Afghan Schoolkids Need to Learn Peace is Possible

Events in three provinces hear about the role teachers can play in creating a better society.

Afghan Schoolkids Need to Learn Peace is Possible

Events in three provinces hear about the role teachers can play in creating a better society.

If a culture of non-violence is to become widespread among the next generation of Afghans, it needs to start in the schools, speakers at three recent IWPR debates said.

Speakers at events in Badakhshan, Faryab and Farah provinces all stressed the role that schoolteachers could play in building the foundations for peace.

“As well as learning peace-related topics, pupils will also be influenced by the behaviour, thoughts and vision of their teachers,” Qazi Ghawsuddin Rahmani, chairman of the Badakhshan section of Afghanistan’s High Peace Council, said. “If the teachers acknowledge this and behave in a calm way, it will inspire students to work towards peace.
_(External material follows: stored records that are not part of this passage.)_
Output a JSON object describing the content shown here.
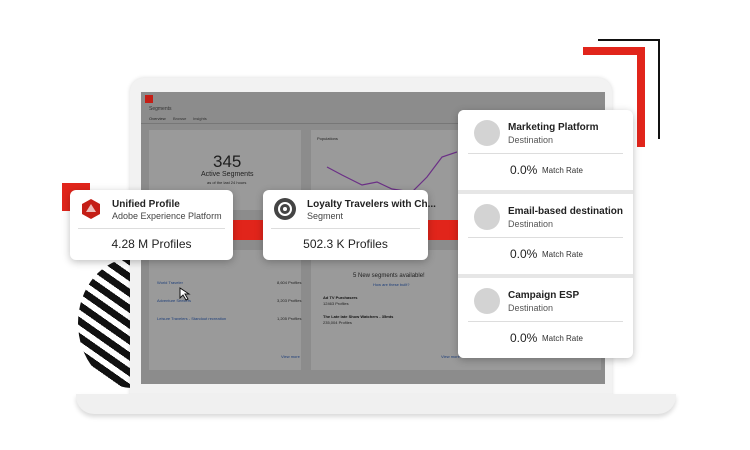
{
  "screen": {
    "title": "Segments",
    "tabs": [
      "Overview",
      "Browse",
      "Insights"
    ],
    "summary": {
      "count": "345",
      "label": "Active Segments",
      "note": "as of the last 24 hours"
    },
    "populations": {
      "title": "Populations"
    },
    "segment_list": {
      "items": [
        {
          "name": "World Traveler",
          "profiles": "8,604 Profiles"
        },
        {
          "name": "Adventure Seekers",
          "profiles": "3,203 Profiles"
        },
        {
          "name": "Leisure Travelers - Standout recreation",
          "profiles": "1,205 Profiles"
        }
      ],
      "more": "View more"
    },
    "new_segments": {
      "title": "5 New segments available!",
      "link": "How are these built?",
      "items": [
        {
          "name": "Ad TV Purchasers",
          "profiles": "12463 Profiles"
        },
        {
          "name": "The Late late Show Watchers - 35mts",
          "profiles": "235,004 Profiles"
        }
      ],
      "more": "View more"
    }
  },
  "cards": [
    {
      "title": "Unified Profile",
      "subtitle": "Adobe Experience Platform",
      "value": "4.28 M Profiles"
    },
    {
      "title": "Loyalty Travelers with Ch...",
      "subtitle": "Segment",
      "value": "502.3 K Profiles"
    }
  ],
  "destinations": [
    {
      "name": "Marketing Platform",
      "kind": "Destination",
      "rate": "0.0%",
      "rate_label": "Match Rate"
    },
    {
      "name": "Email-based destination",
      "kind": "Destination",
      "rate": "0.0%",
      "rate_label": "Match Rate"
    },
    {
      "name": "Campaign ESP",
      "kind": "Destination",
      "rate": "0.0%",
      "rate_label": "Match Rate"
    }
  ]
}
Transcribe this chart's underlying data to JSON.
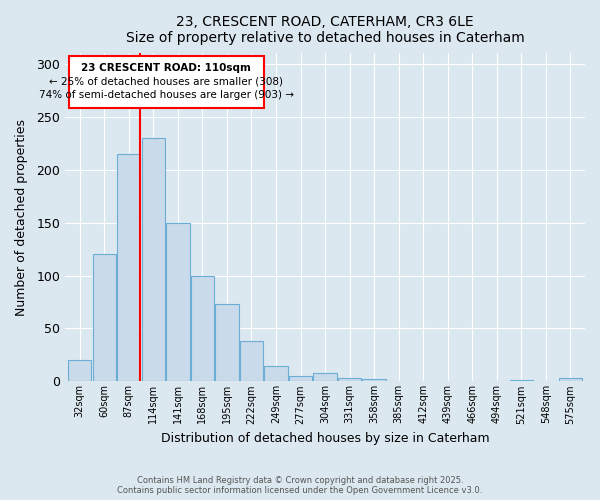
{
  "title1": "23, CRESCENT ROAD, CATERHAM, CR3 6LE",
  "title2": "Size of property relative to detached houses in Caterham",
  "xlabel": "Distribution of detached houses by size in Caterham",
  "ylabel": "Number of detached properties",
  "bins": [
    "32sqm",
    "60sqm",
    "87sqm",
    "114sqm",
    "141sqm",
    "168sqm",
    "195sqm",
    "222sqm",
    "249sqm",
    "277sqm",
    "304sqm",
    "331sqm",
    "358sqm",
    "385sqm",
    "412sqm",
    "439sqm",
    "466sqm",
    "494sqm",
    "521sqm",
    "548sqm",
    "575sqm"
  ],
  "values": [
    20,
    120,
    215,
    230,
    150,
    100,
    73,
    38,
    15,
    5,
    8,
    3,
    2,
    0,
    0,
    0,
    0,
    0,
    1,
    0,
    3
  ],
  "bar_color": "#c9daea",
  "bar_edge_color": "#6aaed6",
  "annotation_line1": "23 CRESCENT ROAD: 110sqm",
  "annotation_line2": "← 25% of detached houses are smaller (308)",
  "annotation_line3": "74% of semi-detached houses are larger (903) →",
  "ylim": [
    0,
    310
  ],
  "yticks": [
    0,
    50,
    100,
    150,
    200,
    250,
    300
  ],
  "footnote1": "Contains HM Land Registry data © Crown copyright and database right 2025.",
  "footnote2": "Contains public sector information licensed under the Open Government Licence v3.0.",
  "bg_color": "#dce8f0",
  "plot_bg_color": "#dce8f0"
}
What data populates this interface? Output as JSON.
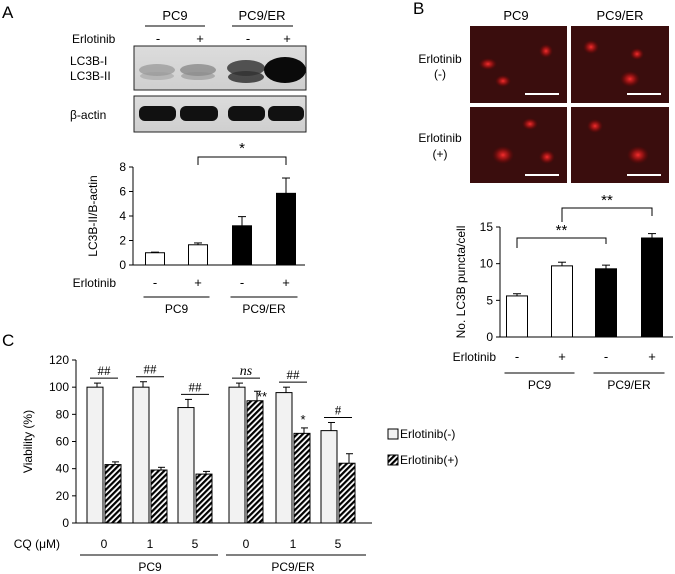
{
  "panelA": {
    "letter": "A",
    "groups": [
      "PC9",
      "PC9/ER"
    ],
    "erlotinib_label": "Erlotinib",
    "lane_signs": [
      "-",
      "+",
      "-",
      "+"
    ],
    "lc3b_label_1": "LC3B-I",
    "lc3b_label_2": "LC3B-II",
    "actin_label": "β-actin",
    "chart_data": {
      "type": "bar",
      "ylabel": "LC3B-II/B-actin",
      "ylim": [
        0,
        8
      ],
      "yticks": [
        0,
        2,
        4,
        6,
        8
      ],
      "categories": [
        "PC9 -",
        "PC9 +",
        "PC9/ER -",
        "PC9/ER +"
      ],
      "values": [
        1.0,
        1.65,
        3.2,
        5.85
      ],
      "errors": [
        0.05,
        0.15,
        0.75,
        1.25
      ],
      "fills": [
        "#ffffff",
        "#ffffff",
        "#000000",
        "#000000"
      ],
      "erlotinib_label": "Erlotinib",
      "signs": [
        "-",
        "+",
        "-",
        "+"
      ],
      "groups": [
        "PC9",
        "PC9/ER"
      ],
      "sig": "*"
    }
  },
  "panelB": {
    "letter": "B",
    "groups": [
      "PC9",
      "PC9/ER"
    ],
    "row1_label_a": "Erlotinib",
    "row1_label_b": "(-)",
    "row2_label_a": "Erlotinib",
    "row2_label_b": "(+)",
    "chart_data": {
      "type": "bar",
      "ylabel": "No. LC3B puncta/cell",
      "ylim": [
        0,
        15
      ],
      "yticks": [
        0,
        5,
        10,
        15
      ],
      "categories": [
        "PC9 -",
        "PC9 +",
        "PC9/ER -",
        "PC9/ER +"
      ],
      "values": [
        5.6,
        9.7,
        9.3,
        13.5
      ],
      "errors": [
        0.3,
        0.5,
        0.5,
        0.6
      ],
      "fills": [
        "#ffffff",
        "#ffffff",
        "#000000",
        "#000000"
      ],
      "erlotinib_label": "Erlotinib",
      "signs": [
        "-",
        "+",
        "-",
        "+"
      ],
      "groups": [
        "PC9",
        "PC9/ER"
      ],
      "sig_1": "**",
      "sig_2": "**"
    }
  },
  "panelC": {
    "letter": "C",
    "chart_data": {
      "type": "bar",
      "ylabel": "Viability (%)",
      "ylim": [
        0,
        120
      ],
      "yticks": [
        0,
        20,
        40,
        60,
        80,
        100,
        120
      ],
      "xlabel": "CQ (μM)",
      "categories": [
        "0",
        "1",
        "5",
        "0",
        "1",
        "5"
      ],
      "groups": [
        "PC9",
        "PC9/ER"
      ],
      "series": [
        {
          "name": "Erlotinib(-)",
          "values": [
            100,
            100,
            85,
            100,
            96,
            68
          ],
          "errors": [
            3,
            4,
            6,
            3,
            4,
            6
          ]
        },
        {
          "name": "Erlotinib(+)",
          "values": [
            43,
            39,
            36,
            90,
            66,
            44
          ],
          "errors": [
            2,
            2,
            2,
            7,
            4,
            7
          ]
        }
      ],
      "pair_sig": [
        "##",
        "##",
        "##",
        "ns",
        "##",
        "#"
      ],
      "bar_sig": [
        "**",
        "*"
      ]
    }
  }
}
The result will be a nonviolent society that moves away from away from aggression of all kinds.”

Abdul Alim Khadam, who heads a teachers’ council in Faizabad, the main town in the northeastern Badakhshan province, said it was important for all teachers to engage with pupils on these issues and act as “ambassadors of peace”.

“Although we do not teach peace as a separate subject at school, we underline its importance and values as part of every lesson, and we promote moral and humane behaviour in the family, school and society to all our pupils,” Khadam added.
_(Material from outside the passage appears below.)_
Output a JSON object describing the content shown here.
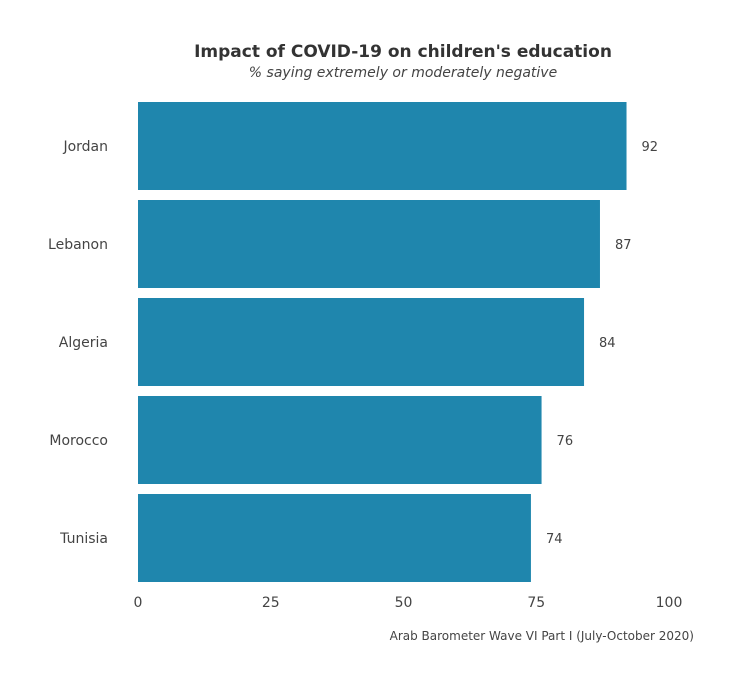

Mohammad Jabar, an education official in the Daulatabad district of the northwestern Faryab province, said that teachers there “spend five minutes talking about the benefits of peace at the end of every lesson”.

Jabar noted that parents were so demoralised by the continuing conflict that “they cannot send their children to school with happy hearts”.

Daulatabad’s district government chief, Abdul Salam Nazhat, described the difficulties of engaging local people.

“The government has always tried to enlighten the public and build awareness about the benefits of peace through the work of teachers, tribal elders and religious scholars,” he said. “The government is doing its best to bring about long-term peace, but there have been many problems. Some people have joined the ranks of the insurgents because they are unemployed, or because they’ve been lured in by propaganda.”

At a debate held in the western Farah province, civil society activist Ahmad Shah Fetrat said illiteracy and poverty fed conflict. People needed both education and jobs to lift them out of the cycle of violence.

“The people of Farah are the instruments of warfare in Farah,” Fetrat said. “It is people deprived of an education who become tools in the hands of foreign actors [behind the insurgency].”

This report is based on an ongoing series of debates conducted as part of the IWPR programme Afghan Reconciliation: Promoting Peace and Building Trust by Engaging Civil Society.